「臣女多謝王爺好意。」沐清溪謝得不情不願。
趙璟也看出來了,憋了半天道了一句:「是本王思慮不周。」
沐清溪瞪大了眼睛看他,這算是道歉?
趙璟被她看得不自在,匆忙轉開話題,「嚴章那裡你不必擔心,本王自有處置。」
「你還想做什麼?」沐清溪好奇又有點擔心,雖然有個人幫她出氣感覺不錯,但是出氣還把她自己坑進去實在是有點傻。她有必要先弄清楚,提前想好應對之策。
趙璟閱人無數哪會看不出她的心思,語氣裡帶著點無奈,「放心。」上次是他武斷了,沒想到後宅女子的名聲如此重要,吃了一次教訓,絕不會犯第二次錯誤。
他不肯說,沐清溪卻有點猜到,「你是不是想把嚴章……那個……的事宣揚出去?」寶嚴寺里她被輕薄的事肯定不能用,否則第一個被牽連的就是她,除此之外,能把嚴章打入谷底的也就只有他那說不出口的癖好了。
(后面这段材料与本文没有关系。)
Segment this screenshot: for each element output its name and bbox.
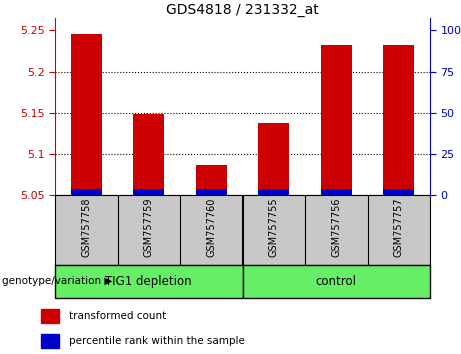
Bar [133, 114, 165, 195]
Bar [133, 189, 165, 195]
Bar [195, 189, 227, 195]
Text: genotype/variation ▶: genotype/variation ▶ [2, 276, 112, 286]
Bar [55, 265, 242, 298]
Text: GSM757760: GSM757760 [206, 198, 216, 257]
Bar [71, 34, 102, 195]
Text: TIG1 depletion: TIG1 depletion [106, 275, 192, 288]
Bar [195, 165, 227, 195]
Bar [383, 189, 414, 195]
Text: GSM757758: GSM757758 [81, 198, 91, 257]
Bar [242, 265, 430, 298]
Bar [320, 189, 352, 195]
Text: control: control [316, 275, 357, 288]
Title: GDS4818 / 231332_at: GDS4818 / 231332_at [166, 3, 319, 17]
Bar [258, 122, 290, 195]
Text: transformed count: transformed count [69, 311, 166, 321]
Text: GSM757759: GSM757759 [144, 198, 154, 257]
Text: percentile rank within the sample: percentile rank within the sample [69, 336, 244, 346]
Bar [71, 189, 102, 195]
Bar [41, 309, 59, 323]
Bar [41, 335, 59, 348]
Text: GSM757755: GSM757755 [269, 198, 279, 257]
Bar [383, 45, 414, 195]
Text: GSM757757: GSM757757 [394, 198, 404, 257]
Bar [320, 45, 352, 195]
Text: GSM757756: GSM757756 [331, 198, 341, 257]
Bar [258, 189, 290, 195]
景王既然插手了這件事,肯定會把嚴章查個清清楚楚,不可能不知道。
這次換趙璟驚訝了,他沒想到沐清溪竟然知道。如此隱秘的事,又事關男人的尊嚴,嚴家必然捂得嚴嚴實實,沐清溪一個後宅女子從何得知?一想到沐清溪對個男子如此「在意」,趙璟忽然間覺得心底有點不舒服。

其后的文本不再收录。